According to Sucharita Mulpuru Vice President of Principal Analyst at Forrester Research, retail executives currently have modest expectations for the benefits of social commerce. However, a number of retailers benefitted from social media communication when addressing consumer complaints during the holidays. Retailers were able to respond to more than half (68%) of the complaints received through social media during the 2010-2011 holiday season, according to the Retail Consumer Report commissioned by RightNow and conducted by Harris Interactive.

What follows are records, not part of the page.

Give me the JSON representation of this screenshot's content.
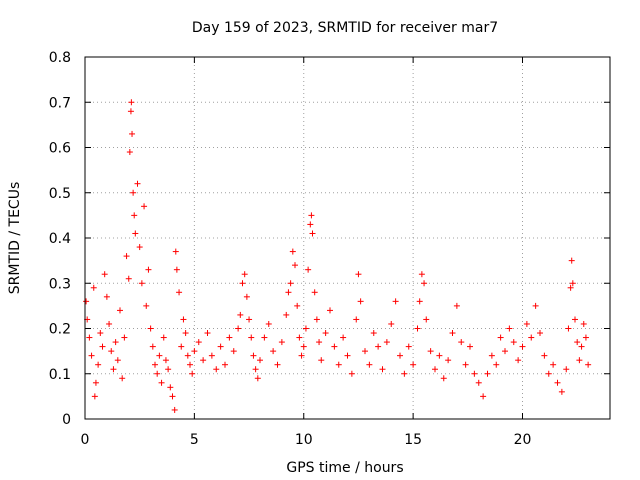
{
  "chart_data": {
    "type": "scatter",
    "title": "Day 159 of 2023, SRMTID for receiver mar7",
    "xlabel": "GPS time / hours",
    "ylabel": "SRMTID / TECUs",
    "xlim": [
      0,
      24
    ],
    "ylim": [
      0,
      0.8
    ],
    "xticks": [
      0,
      5,
      10,
      15,
      20
    ],
    "yticks": [
      0,
      0.1,
      0.2,
      0.3,
      0.4,
      0.5,
      0.6,
      0.7,
      0.8
    ],
    "marker": "+",
    "color": "#ff0000",
    "grid": true,
    "series": [
      {
        "name": "mar7",
        "points": [
          [
            0.05,
            0.26
          ],
          [
            0.1,
            0.22
          ],
          [
            0.2,
            0.18
          ],
          [
            0.3,
            0.14
          ],
          [
            0.4,
            0.29
          ],
          [
            0.45,
            0.05
          ],
          [
            0.5,
            0.08
          ],
          [
            0.6,
            0.12
          ],
          [
            0.7,
            0.19
          ],
          [
            0.8,
            0.16
          ],
          [
            0.9,
            0.32
          ],
          [
            1.0,
            0.27
          ],
          [
            1.1,
            0.21
          ],
          [
            1.2,
            0.15
          ],
          [
            1.3,
            0.11
          ],
          [
            1.4,
            0.17
          ],
          [
            1.5,
            0.13
          ],
          [
            1.6,
            0.24
          ],
          [
            1.7,
            0.09
          ],
          [
            1.8,
            0.18
          ],
          [
            1.9,
            0.36
          ],
          [
            2.0,
            0.31
          ],
          [
            2.05,
            0.59
          ],
          [
            2.1,
            0.68
          ],
          [
            2.12,
            0.7
          ],
          [
            2.15,
            0.63
          ],
          [
            2.2,
            0.5
          ],
          [
            2.25,
            0.45
          ],
          [
            2.3,
            0.41
          ],
          [
            2.4,
            0.52
          ],
          [
            2.5,
            0.38
          ],
          [
            2.6,
            0.3
          ],
          [
            2.7,
            0.47
          ],
          [
            2.8,
            0.25
          ],
          [
            2.9,
            0.33
          ],
          [
            3.0,
            0.2
          ],
          [
            3.1,
            0.16
          ],
          [
            3.2,
            0.12
          ],
          [
            3.3,
            0.1
          ],
          [
            3.4,
            0.14
          ],
          [
            3.5,
            0.08
          ],
          [
            3.6,
            0.18
          ],
          [
            3.7,
            0.13
          ],
          [
            3.8,
            0.11
          ],
          [
            3.9,
            0.07
          ],
          [
            4.0,
            0.05
          ],
          [
            4.1,
            0.02
          ],
          [
            4.15,
            0.37
          ],
          [
            4.2,
            0.33
          ],
          [
            4.3,
            0.28
          ],
          [
            4.4,
            0.16
          ],
          [
            4.5,
            0.22
          ],
          [
            4.6,
            0.19
          ],
          [
            4.7,
            0.14
          ],
          [
            4.8,
            0.12
          ],
          [
            4.9,
            0.1
          ],
          [
            5.0,
            0.15
          ],
          [
            5.2,
            0.17
          ],
          [
            5.4,
            0.13
          ],
          [
            5.6,
            0.19
          ],
          [
            5.8,
            0.14
          ],
          [
            6.0,
            0.11
          ],
          [
            6.2,
            0.16
          ],
          [
            6.4,
            0.12
          ],
          [
            6.6,
            0.18
          ],
          [
            6.8,
            0.15
          ],
          [
            7.0,
            0.2
          ],
          [
            7.1,
            0.23
          ],
          [
            7.2,
            0.3
          ],
          [
            7.3,
            0.32
          ],
          [
            7.4,
            0.27
          ],
          [
            7.5,
            0.22
          ],
          [
            7.6,
            0.18
          ],
          [
            7.7,
            0.14
          ],
          [
            7.8,
            0.11
          ],
          [
            7.9,
            0.09
          ],
          [
            8.0,
            0.13
          ],
          [
            8.2,
            0.18
          ],
          [
            8.4,
            0.21
          ],
          [
            8.6,
            0.15
          ],
          [
            8.8,
            0.12
          ],
          [
            9.0,
            0.17
          ],
          [
            9.2,
            0.23
          ],
          [
            9.3,
            0.28
          ],
          [
            9.4,
            0.3
          ],
          [
            9.5,
            0.37
          ],
          [
            9.6,
            0.34
          ],
          [
            9.7,
            0.25
          ],
          [
            9.8,
            0.18
          ],
          [
            9.9,
            0.14
          ],
          [
            10.0,
            0.16
          ],
          [
            10.1,
            0.2
          ],
          [
            10.2,
            0.33
          ],
          [
            10.3,
            0.43
          ],
          [
            10.35,
            0.45
          ],
          [
            10.4,
            0.41
          ],
          [
            10.5,
            0.28
          ],
          [
            10.6,
            0.22
          ],
          [
            10.7,
            0.17
          ],
          [
            10.8,
            0.13
          ],
          [
            11.0,
            0.19
          ],
          [
            11.2,
            0.24
          ],
          [
            11.4,
            0.16
          ],
          [
            11.6,
            0.12
          ],
          [
            11.8,
            0.18
          ],
          [
            12.0,
            0.14
          ],
          [
            12.2,
            0.1
          ],
          [
            12.4,
            0.22
          ],
          [
            12.5,
            0.32
          ],
          [
            12.6,
            0.26
          ],
          [
            12.8,
            0.15
          ],
          [
            13.0,
            0.12
          ],
          [
            13.2,
            0.19
          ],
          [
            13.4,
            0.16
          ],
          [
            13.6,
            0.11
          ],
          [
            13.8,
            0.17
          ],
          [
            14.0,
            0.21
          ],
          [
            14.2,
            0.26
          ],
          [
            14.4,
            0.14
          ],
          [
            14.6,
            0.1
          ],
          [
            14.8,
            0.16
          ],
          [
            15.0,
            0.12
          ],
          [
            15.2,
            0.2
          ],
          [
            15.3,
            0.26
          ],
          [
            15.4,
            0.32
          ],
          [
            15.5,
            0.3
          ],
          [
            15.6,
            0.22
          ],
          [
            15.8,
            0.15
          ],
          [
            16.0,
            0.11
          ],
          [
            16.2,
            0.14
          ],
          [
            16.4,
            0.09
          ],
          [
            16.6,
            0.13
          ],
          [
            16.8,
            0.19
          ],
          [
            17.0,
            0.25
          ],
          [
            17.2,
            0.17
          ],
          [
            17.4,
            0.12
          ],
          [
            17.6,
            0.16
          ],
          [
            17.8,
            0.1
          ],
          [
            18.0,
            0.08
          ],
          [
            18.2,
            0.05
          ],
          [
            18.4,
            0.1
          ],
          [
            18.6,
            0.14
          ],
          [
            18.8,
            0.12
          ],
          [
            19.0,
            0.18
          ],
          [
            19.2,
            0.15
          ],
          [
            19.4,
            0.2
          ],
          [
            19.6,
            0.17
          ],
          [
            19.8,
            0.13
          ],
          [
            20.0,
            0.16
          ],
          [
            20.2,
            0.21
          ],
          [
            20.4,
            0.18
          ],
          [
            20.6,
            0.25
          ],
          [
            20.8,
            0.19
          ],
          [
            21.0,
            0.14
          ],
          [
            21.2,
            0.1
          ],
          [
            21.4,
            0.12
          ],
          [
            21.6,
            0.08
          ],
          [
            21.8,
            0.06
          ],
          [
            22.0,
            0.11
          ],
          [
            22.1,
            0.2
          ],
          [
            22.2,
            0.29
          ],
          [
            22.25,
            0.35
          ],
          [
            22.3,
            0.3
          ],
          [
            22.4,
            0.22
          ],
          [
            22.5,
            0.17
          ],
          [
            22.6,
            0.13
          ],
          [
            22.7,
            0.16
          ],
          [
            22.8,
            0.21
          ],
          [
            22.9,
            0.18
          ],
          [
            23.0,
            0.12
          ]
        ]
      }
    ]
  }
}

The holiday season aside, Facebook “Likes” have been considered a factor in judging shopper purchasing patterns. By “liking” brands via Facebook, shoppers have the option to offer their feedback on news, photos, inventory and state updates. Additionally, in a recent webinar titled, “Facebook Marketing: Strategies for Turning ‘Likes’ Into Loyalty,” analysts predicted that 80% of U.S. companies will continue to use social media tools for marketing purposes. Most fans choose social networks as a way to interact with brands and receive exclusive deals and offers. For retailers struggling with the appropriate content to post on the well-known social network, analysts suggested asking questions, developing different discounts based on campaign goals, responding to consumers’ questions/concerns in a timely manner, and rewarding customers to increase page activity..
In total, retailers rank the success of social media by the number of fans not by ROI. Click-throughs from social media to retail sites showed more than 50% while sales from social networks ranked 47% in the “10th Annual Merchants Survey.”